気に入って奮発して買ったカーキ色のズボンを洗濯しようと洗剤を用意している最中、なぜか傍にあった漂白剤をこぼしてしまい、これまた偶然にも、そのズボンの上に飛び火させてしまった結果、一部が白く脱色。

あまりにも担当している仕事でトラブルが続くため、見かねた同僚が担当のしている分の一部を交換してくれた途端、これまでトラブル続きだった案件がパタッとなくなり、代わりに引き受けた優良物件の案件で火事が起こる始末。

仕事に関しては、もうこの人はドジでトラブルに巻き込まれてばかりいる人として有名らしい。

トラブルが起こるだけならまだいいが、そのせいで仕事が中断し、いつも時間内に終わらずに残業、休日出勤となる。名誉のために言うが、仕事ができない訳では決してないのだ。ただ運が悪く、トラブルに巻き込まれやすいだけ。

病気もこれまで何度か経験し、ついでに離婚も経験。今は認知症気味の母親と同居するも、日々のストレスと親の介護で休めず、なかなかハードな日々を送っている。

 

上記で書いた一部だけでも結構ツイてない内容。しかしこれくらいなら、まあありうることかなと思える話だが、問題はそんなレベルのトラブルが、ほぼ毎日起こることなのである。つまりは遭遇率がヤバイ。

正直、運が悪いなぁ、かわいそうだなぁとか、いろいろ思ってはいるけれど。
本人は基本楽天家だそうなので、こうしたちょっとしたトラブルも、すぐに記憶の彼方に飛んでいくらしい。

要するに、忘れっぽい、そしてちょっとだけいい加減な性格なのだ。サバっとしていて活動的。子どもの頃から、私はそんな叔母が好きだった。

今でも、おすすめの化粧品を分けてくれたり、お菓子をおすそ分けしてくれたりと、いい人なのである。失敗話も、ネタとして聞く分には楽しい。

 

どちらかというと、失敗やグサッとくる出来事を引きずってしまう繊細な私にとって、叔母のような、荒波をサーフィンで超えていくような性格の叔母のことを、実は憧れていたりする。

うん、確かに憧れる。

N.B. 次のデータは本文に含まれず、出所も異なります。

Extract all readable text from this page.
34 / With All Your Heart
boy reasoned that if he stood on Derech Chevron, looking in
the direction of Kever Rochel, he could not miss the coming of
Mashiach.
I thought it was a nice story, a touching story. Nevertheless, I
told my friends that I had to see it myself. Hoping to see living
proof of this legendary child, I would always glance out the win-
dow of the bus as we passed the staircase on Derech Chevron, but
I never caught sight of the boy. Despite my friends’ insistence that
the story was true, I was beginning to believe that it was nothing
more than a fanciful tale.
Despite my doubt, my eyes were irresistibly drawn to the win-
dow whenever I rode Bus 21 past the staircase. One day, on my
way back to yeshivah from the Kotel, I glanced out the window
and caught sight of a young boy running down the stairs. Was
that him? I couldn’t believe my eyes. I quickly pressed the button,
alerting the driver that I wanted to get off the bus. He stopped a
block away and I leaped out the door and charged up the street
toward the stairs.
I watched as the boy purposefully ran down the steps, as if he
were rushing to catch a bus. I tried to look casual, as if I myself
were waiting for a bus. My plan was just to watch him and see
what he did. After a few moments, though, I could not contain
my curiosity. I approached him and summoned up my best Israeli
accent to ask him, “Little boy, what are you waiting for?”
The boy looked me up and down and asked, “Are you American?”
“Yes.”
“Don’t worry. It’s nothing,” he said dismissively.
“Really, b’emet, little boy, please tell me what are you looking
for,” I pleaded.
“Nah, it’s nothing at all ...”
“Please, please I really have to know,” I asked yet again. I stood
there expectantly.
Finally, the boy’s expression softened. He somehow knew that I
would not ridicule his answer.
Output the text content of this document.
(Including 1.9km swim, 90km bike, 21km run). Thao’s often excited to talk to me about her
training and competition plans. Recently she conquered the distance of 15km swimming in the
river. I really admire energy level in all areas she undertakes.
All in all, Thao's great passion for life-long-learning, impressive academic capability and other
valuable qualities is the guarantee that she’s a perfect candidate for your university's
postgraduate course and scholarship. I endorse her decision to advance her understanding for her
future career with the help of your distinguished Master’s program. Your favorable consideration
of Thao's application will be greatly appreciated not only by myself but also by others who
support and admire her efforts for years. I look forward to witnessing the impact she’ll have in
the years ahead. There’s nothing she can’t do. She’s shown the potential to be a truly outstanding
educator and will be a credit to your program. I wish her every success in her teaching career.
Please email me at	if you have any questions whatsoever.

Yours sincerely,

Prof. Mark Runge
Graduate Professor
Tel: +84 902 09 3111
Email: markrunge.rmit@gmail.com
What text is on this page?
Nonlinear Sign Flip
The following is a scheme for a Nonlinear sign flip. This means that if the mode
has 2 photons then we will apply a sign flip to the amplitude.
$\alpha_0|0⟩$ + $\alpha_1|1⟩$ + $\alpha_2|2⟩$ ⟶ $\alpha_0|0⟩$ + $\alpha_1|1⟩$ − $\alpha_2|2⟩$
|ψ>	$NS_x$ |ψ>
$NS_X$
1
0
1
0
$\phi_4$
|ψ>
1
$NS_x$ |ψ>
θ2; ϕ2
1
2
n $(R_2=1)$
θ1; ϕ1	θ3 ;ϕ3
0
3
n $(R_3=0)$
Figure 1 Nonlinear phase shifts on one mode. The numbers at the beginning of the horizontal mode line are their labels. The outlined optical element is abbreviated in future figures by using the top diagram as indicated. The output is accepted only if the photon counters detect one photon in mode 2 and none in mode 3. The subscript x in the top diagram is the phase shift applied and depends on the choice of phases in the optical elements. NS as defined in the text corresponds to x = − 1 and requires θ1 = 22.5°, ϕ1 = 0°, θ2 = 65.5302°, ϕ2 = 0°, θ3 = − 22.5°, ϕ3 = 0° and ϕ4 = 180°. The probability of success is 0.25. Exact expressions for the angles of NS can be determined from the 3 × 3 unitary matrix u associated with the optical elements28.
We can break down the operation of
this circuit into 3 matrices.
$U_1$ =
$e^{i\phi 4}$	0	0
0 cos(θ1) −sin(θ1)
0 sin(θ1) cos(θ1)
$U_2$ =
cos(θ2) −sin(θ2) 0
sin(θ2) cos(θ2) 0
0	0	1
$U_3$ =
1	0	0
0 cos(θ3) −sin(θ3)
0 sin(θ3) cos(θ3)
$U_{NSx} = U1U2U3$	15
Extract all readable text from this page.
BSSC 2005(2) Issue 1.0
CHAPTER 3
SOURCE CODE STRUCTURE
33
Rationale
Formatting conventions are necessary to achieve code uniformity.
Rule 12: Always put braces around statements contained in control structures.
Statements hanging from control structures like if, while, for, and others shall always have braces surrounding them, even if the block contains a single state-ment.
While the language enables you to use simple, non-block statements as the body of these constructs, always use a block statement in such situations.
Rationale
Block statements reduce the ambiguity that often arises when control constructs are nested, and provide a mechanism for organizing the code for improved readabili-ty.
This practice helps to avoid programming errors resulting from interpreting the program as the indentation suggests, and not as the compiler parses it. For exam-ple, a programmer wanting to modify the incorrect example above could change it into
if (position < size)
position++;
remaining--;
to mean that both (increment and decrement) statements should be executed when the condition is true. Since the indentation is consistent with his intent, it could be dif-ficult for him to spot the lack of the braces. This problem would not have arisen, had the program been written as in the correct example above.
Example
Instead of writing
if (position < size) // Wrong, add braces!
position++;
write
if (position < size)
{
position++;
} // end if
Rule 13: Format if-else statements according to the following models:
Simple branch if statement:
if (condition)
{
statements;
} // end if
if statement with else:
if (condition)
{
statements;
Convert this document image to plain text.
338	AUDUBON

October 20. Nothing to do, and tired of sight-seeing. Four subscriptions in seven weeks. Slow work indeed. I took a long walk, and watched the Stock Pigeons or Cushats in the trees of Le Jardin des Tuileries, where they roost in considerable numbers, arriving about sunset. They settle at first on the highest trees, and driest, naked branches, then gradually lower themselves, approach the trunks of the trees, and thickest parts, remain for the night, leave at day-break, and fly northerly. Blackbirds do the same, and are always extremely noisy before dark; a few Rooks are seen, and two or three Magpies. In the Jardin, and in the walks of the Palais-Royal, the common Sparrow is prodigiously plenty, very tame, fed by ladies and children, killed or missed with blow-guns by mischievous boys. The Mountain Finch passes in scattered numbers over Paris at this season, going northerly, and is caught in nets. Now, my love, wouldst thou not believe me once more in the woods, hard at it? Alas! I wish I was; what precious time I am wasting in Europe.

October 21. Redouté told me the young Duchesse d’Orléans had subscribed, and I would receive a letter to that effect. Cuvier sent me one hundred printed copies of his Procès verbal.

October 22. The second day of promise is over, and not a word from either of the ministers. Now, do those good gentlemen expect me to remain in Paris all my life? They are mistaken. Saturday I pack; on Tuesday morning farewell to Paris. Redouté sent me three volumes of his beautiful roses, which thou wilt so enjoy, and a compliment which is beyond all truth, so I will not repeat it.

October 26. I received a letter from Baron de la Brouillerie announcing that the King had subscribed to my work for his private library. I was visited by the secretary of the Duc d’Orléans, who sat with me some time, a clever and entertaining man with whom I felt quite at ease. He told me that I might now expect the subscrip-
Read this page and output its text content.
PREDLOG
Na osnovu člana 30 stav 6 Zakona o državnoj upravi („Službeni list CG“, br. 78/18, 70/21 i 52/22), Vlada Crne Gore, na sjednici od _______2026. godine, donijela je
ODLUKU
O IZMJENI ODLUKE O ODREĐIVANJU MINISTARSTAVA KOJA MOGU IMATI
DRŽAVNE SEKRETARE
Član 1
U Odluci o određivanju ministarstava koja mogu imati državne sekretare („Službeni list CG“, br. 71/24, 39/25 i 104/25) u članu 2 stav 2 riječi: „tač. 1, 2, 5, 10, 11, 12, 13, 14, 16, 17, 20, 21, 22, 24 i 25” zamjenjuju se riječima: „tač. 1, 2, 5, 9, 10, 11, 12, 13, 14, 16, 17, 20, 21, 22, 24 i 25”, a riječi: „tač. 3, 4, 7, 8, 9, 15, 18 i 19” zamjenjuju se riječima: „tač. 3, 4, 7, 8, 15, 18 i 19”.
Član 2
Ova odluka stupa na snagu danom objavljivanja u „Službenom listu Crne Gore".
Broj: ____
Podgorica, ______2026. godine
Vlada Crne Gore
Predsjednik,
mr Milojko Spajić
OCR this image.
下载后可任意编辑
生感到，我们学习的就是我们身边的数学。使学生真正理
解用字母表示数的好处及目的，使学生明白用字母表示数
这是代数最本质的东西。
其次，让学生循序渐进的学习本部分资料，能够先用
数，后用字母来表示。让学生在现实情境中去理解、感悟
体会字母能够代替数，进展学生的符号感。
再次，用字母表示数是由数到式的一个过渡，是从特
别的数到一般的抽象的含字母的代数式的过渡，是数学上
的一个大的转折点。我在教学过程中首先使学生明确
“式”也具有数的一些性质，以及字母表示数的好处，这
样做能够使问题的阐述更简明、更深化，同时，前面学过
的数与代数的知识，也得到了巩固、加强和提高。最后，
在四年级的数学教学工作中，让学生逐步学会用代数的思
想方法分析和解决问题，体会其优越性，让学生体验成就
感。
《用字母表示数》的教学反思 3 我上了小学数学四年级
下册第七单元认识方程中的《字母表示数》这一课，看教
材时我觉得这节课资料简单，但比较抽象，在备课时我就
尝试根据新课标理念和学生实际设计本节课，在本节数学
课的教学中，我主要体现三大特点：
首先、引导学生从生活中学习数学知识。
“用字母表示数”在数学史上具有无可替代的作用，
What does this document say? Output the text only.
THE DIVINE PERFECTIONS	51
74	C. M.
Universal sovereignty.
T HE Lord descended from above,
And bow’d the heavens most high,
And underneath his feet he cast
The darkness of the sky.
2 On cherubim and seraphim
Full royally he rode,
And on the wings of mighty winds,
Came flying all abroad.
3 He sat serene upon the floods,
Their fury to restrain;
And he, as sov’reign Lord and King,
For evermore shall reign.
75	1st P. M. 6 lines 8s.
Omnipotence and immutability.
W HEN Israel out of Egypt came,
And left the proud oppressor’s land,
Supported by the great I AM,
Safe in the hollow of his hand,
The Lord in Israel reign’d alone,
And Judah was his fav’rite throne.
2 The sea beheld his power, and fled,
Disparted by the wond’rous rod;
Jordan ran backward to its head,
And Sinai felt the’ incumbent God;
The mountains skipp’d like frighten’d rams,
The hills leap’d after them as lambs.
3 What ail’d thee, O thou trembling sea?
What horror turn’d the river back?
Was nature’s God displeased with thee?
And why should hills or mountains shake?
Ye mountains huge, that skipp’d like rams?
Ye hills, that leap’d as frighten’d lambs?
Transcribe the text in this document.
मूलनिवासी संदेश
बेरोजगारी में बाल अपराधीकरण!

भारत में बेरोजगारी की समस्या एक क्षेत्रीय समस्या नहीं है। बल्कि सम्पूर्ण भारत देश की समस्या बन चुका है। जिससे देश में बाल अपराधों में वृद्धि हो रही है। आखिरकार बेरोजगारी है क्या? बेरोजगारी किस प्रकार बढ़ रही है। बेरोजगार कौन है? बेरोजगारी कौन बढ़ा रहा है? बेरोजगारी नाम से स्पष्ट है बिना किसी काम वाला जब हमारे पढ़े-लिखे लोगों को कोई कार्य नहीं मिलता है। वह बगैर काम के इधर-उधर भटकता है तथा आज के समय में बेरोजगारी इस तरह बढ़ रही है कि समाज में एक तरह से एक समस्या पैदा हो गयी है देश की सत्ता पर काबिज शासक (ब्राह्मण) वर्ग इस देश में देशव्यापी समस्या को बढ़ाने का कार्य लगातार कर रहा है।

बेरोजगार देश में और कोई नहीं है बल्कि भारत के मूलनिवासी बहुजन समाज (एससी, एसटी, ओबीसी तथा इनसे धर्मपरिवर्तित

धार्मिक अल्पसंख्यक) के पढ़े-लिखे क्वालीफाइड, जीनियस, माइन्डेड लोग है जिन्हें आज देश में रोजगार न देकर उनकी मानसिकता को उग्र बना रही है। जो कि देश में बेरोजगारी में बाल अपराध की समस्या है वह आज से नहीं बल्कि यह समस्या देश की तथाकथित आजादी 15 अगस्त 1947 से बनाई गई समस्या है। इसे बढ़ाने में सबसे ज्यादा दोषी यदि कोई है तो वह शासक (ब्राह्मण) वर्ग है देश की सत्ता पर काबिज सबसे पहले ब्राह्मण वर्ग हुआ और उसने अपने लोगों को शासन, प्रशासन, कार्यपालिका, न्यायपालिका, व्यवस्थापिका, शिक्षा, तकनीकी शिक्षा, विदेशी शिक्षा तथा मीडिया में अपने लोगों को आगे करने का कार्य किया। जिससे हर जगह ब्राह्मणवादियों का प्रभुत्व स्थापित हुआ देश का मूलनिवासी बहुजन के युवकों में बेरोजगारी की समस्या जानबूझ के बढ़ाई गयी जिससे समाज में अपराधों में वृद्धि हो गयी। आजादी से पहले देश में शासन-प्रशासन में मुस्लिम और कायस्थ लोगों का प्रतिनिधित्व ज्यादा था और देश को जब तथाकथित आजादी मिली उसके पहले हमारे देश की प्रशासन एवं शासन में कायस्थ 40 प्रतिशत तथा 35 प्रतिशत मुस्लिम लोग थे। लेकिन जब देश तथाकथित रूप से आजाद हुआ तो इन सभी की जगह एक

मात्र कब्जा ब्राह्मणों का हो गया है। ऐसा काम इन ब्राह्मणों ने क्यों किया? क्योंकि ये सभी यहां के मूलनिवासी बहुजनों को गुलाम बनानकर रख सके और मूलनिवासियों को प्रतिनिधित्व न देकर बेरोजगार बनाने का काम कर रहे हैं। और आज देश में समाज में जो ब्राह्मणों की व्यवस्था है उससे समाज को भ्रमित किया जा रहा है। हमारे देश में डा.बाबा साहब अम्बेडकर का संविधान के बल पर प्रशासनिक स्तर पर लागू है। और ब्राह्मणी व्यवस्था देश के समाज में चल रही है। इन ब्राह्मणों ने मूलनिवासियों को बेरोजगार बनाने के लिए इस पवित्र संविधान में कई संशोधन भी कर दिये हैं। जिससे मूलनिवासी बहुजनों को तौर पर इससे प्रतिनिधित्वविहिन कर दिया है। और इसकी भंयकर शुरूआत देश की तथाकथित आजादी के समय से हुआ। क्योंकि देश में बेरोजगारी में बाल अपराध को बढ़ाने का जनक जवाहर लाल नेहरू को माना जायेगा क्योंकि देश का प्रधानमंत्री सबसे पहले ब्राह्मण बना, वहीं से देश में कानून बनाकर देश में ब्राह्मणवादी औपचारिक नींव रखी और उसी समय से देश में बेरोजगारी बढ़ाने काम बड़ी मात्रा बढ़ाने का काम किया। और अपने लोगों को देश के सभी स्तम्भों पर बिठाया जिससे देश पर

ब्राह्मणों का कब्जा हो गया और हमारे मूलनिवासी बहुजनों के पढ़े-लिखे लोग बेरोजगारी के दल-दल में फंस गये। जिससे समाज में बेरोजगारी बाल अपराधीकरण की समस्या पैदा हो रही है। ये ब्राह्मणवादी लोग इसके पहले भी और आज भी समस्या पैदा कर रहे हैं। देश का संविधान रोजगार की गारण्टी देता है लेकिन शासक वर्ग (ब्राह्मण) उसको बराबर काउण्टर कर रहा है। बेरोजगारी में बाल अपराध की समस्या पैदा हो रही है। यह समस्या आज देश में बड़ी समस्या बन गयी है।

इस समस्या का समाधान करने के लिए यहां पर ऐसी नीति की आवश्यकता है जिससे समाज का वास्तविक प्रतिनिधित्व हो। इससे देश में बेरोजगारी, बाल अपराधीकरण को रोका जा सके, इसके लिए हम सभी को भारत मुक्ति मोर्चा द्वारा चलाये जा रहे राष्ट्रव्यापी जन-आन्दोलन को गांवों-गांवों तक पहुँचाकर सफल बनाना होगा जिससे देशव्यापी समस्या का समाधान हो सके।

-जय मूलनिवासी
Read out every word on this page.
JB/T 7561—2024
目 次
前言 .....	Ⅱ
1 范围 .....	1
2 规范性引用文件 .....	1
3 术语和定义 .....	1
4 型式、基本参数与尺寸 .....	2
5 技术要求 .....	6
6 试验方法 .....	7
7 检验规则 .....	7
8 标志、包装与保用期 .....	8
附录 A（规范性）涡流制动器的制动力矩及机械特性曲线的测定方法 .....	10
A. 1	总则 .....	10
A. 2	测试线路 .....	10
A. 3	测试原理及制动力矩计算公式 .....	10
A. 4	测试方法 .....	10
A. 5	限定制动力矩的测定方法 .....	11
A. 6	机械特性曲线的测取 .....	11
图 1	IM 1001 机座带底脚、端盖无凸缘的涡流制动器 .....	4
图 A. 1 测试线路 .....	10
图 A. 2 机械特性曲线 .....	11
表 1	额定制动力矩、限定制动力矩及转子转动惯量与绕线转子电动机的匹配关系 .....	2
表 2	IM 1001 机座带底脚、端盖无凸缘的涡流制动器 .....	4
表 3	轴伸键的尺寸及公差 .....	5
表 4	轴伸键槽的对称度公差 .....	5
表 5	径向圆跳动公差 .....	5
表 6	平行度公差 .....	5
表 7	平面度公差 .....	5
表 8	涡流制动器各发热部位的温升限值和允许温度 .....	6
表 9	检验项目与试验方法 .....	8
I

でも、叔母でなくてよかったと、心の底から思う。

私はすぐに凹むし、感情も簡単に揺さぶられて、結果結構浮き沈みが激しい気性の代わりに、あまりにも大きな衝撃はそんなには襲ってこない体質。

一方、ドジな一面はあるが、何が起きてもすぐに忘れる楽観主義でしっかりした叔母は、あまりにも大きな衝撃がしょっちゅう襲ってくる体質。

どっちがいいかは分かれるところだが、こう考えると、乗り越えられる人に、乗り越えられるギリギリの線の試練を神は与えている、とも言える。

 

こんな叔母、最近はさらに大きな衝撃があったらしく、今回ばかりは真剣に悩んでいる様子。

これは、何か悪いものでも憑いているのでは?と思い、一度お祓いに行くべきか、お墓参りに行くべきかで迷い、一応、来週の頭にお墓参りに行く予定を立てた。一応、私も付き合うつもり。過ぎてはいるけど、お彼岸付近ってことで。

と思っていたら、叔母からメール。

「週末から月曜にかけて雨やから、お墓参り無理かも」

・・・まったく、ツイていない。